Author: Greg Prato
Title: King’s X:The Oral History (Book review)
Publisher: Jawbone Press
Reviewed: May 2019
Rating: 4.5 /5
The gods of rock are on my side for change! I was reading this excellent book in a digital format which I don’t normally like to do. I’d rather have the full book experience. To my luck, the day before this review was published, I got my hard copy in the mail also I can give it a good look.
Prato has tackled, the long overdue biography of King’s X. The timing is perfect as Dug Pinnick’s autobiography came out very recently and there is a new King’s X studio album coming…the first one in over a decade. Prato is the master of those cool, oral history style publications. Why not get the facts straight from the horses mouth? Being very productive and prolific, he has written at least 20 other books!

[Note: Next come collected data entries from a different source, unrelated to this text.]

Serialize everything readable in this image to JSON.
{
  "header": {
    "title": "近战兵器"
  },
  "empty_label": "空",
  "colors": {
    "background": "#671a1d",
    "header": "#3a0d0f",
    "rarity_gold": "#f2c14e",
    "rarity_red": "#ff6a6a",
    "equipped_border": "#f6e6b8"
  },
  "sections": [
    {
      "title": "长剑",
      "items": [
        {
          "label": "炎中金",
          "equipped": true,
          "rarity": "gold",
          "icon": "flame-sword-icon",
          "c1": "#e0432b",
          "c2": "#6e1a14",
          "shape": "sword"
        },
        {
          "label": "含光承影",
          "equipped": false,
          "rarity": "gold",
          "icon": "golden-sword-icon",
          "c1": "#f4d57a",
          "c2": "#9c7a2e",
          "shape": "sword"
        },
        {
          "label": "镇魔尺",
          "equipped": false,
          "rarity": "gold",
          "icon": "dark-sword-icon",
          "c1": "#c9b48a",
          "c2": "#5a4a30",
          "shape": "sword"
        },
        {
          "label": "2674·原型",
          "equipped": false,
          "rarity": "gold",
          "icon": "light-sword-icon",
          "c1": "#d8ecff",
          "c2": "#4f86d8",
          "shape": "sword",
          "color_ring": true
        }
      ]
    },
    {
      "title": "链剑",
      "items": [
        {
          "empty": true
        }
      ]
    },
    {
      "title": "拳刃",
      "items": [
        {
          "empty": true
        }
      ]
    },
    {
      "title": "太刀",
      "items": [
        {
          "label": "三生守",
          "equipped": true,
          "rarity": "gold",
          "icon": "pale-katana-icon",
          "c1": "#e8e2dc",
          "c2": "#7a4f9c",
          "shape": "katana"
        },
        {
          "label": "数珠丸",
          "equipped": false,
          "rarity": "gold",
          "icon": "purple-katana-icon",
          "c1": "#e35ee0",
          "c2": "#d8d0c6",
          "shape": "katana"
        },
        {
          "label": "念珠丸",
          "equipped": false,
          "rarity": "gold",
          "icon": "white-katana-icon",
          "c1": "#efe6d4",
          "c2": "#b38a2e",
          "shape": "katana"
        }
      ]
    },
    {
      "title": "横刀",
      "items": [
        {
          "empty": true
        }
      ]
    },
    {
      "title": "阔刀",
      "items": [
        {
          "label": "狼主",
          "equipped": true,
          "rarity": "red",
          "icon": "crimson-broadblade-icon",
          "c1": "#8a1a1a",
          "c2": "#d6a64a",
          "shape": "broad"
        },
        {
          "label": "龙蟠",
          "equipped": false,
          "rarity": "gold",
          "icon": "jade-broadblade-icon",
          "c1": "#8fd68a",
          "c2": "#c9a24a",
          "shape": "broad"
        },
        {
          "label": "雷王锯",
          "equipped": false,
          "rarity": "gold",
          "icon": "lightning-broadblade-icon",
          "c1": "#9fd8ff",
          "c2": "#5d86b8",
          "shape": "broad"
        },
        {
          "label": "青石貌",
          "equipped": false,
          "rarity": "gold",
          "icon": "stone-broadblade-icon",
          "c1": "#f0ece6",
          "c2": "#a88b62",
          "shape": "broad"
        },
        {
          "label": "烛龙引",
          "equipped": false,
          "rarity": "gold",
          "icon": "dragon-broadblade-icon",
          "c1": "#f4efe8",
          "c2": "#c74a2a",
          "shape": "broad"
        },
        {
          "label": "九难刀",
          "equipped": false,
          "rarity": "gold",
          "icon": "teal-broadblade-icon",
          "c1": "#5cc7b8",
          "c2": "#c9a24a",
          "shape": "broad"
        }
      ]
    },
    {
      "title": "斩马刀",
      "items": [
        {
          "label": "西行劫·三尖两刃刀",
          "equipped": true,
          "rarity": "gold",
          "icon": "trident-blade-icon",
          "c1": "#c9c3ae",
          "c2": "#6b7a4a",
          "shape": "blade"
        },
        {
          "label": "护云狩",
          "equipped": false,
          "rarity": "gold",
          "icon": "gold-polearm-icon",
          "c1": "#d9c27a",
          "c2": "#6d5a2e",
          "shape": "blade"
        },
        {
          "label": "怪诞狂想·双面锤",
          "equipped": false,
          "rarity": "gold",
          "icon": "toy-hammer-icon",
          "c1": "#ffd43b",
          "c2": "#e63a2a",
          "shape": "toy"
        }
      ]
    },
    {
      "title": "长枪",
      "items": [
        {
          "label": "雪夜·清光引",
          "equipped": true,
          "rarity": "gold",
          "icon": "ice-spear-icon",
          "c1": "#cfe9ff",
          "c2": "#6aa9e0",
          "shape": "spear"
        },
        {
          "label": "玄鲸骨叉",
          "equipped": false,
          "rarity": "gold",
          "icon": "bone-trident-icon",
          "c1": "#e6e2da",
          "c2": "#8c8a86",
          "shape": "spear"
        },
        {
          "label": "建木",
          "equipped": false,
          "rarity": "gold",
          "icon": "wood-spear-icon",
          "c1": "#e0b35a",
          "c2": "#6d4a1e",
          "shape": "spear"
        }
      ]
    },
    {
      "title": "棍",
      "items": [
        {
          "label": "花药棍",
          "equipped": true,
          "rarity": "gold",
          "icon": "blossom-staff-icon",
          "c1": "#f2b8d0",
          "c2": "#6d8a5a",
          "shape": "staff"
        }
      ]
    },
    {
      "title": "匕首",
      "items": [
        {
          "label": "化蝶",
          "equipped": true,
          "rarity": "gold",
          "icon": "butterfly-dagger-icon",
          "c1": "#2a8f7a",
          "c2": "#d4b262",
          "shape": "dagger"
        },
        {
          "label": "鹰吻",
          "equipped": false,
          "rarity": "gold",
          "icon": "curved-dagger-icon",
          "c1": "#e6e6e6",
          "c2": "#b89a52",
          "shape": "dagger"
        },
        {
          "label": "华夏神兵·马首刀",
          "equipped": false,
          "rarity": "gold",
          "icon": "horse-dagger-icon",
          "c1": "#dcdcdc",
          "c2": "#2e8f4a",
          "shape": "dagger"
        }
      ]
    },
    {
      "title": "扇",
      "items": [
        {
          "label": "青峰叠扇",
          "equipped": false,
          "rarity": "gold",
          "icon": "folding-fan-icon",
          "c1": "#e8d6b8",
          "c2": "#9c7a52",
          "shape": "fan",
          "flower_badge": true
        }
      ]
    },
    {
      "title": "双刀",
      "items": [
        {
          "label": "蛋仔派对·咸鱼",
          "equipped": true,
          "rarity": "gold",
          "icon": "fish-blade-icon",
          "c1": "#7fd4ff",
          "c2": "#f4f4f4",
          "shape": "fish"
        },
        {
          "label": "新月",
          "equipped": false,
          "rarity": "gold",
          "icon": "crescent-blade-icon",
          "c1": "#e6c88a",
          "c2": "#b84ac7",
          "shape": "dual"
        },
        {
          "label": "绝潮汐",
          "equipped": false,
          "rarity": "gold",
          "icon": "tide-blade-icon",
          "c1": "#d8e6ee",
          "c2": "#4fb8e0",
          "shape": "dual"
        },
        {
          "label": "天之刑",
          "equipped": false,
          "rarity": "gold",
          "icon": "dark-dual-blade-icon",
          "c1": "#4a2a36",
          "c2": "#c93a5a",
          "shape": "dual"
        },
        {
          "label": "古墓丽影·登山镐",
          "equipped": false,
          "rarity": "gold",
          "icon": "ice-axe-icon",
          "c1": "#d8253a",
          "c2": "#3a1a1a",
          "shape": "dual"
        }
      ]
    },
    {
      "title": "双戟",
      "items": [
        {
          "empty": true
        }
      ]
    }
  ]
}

KINGS’X-The Oral history is a nice appointed, 325+ page soft cover with lots of photos on glossy plates in the middle of the book. Prato pens an enthusiastic introduction and Scott Ian writes an equally enthusiastic Foreword, extolling the virtues of this great band. The book his fairly streamlined, no discography but there is a cast of characters so you know the source of many of the quotes.
For me reading is a very pleasurable experience. I spent a few very pleasant hours, sitting relaxed with a drink, listening to recent era King’s X albums (BLACK LIKE SUNDAY, OGRE TONES, and XV) and enjoying this band. The book is well organized, chronologically naturally. After a few chapters of history we move on to a chapter by chapter analysis of each release. I really appreciated that Prato gave each book equal billing and even the live albums and the ‘Best Of’ compilation all got their moment in the sun. The book is loaded with great trivia for the tree fans. I didn’t know that the song, ‘Junior’s Gone Wild’ from the official Bill And Ted Bogus Journey movie soundtrack was a rejected demo from the ‘Gretchen’ sessions and that it was recorded while on tour in France with AC/DC! We get a good look at each solo album, and there are many, as well as a pretty comprehensive tour overview as well. Like most people I suppose, the band is fairly private there were divorces and major health problems that were all touched on but not elaborated on to any great extent. I found it interesting how the XV sessions just sort of died out leading to a 10 year hiatus. Prato did an excellent job bringing this disjointed story that spans five decades together into one superb chronicle.
In terms of praise and guest commentary, this book reads like a who’s who of American Hard Rock and Metal. Members of Dokken, Dream Theater, Extreme, Megadeth, Motley Crue, Mr. Big, Pantera, Winger, and many many more, all have nothing but praise for the band. In addition to the fine folks, we get to enjoy quotes and insight from ex-managers, industry people, record label people, relatives and more. The only real notable exception was the not-so-hidden fourth member of King’s X , their original manager, Sam Taylor. Her declined to be interviewed which is a shame as he would have some interesting insight into the early days of the band, but as it stands, the band and management parted on poor terms (money issues) and there hasn’t been much communication since.
Many people use (and over-use) the term under-rated. King’s X is not under-rated by any means. They are widely accepted by the musical community as one of the most interesting bands in recent rock history, it just a shame that more people don’t realize it. Perhaps this excellent work will help rectify that situation.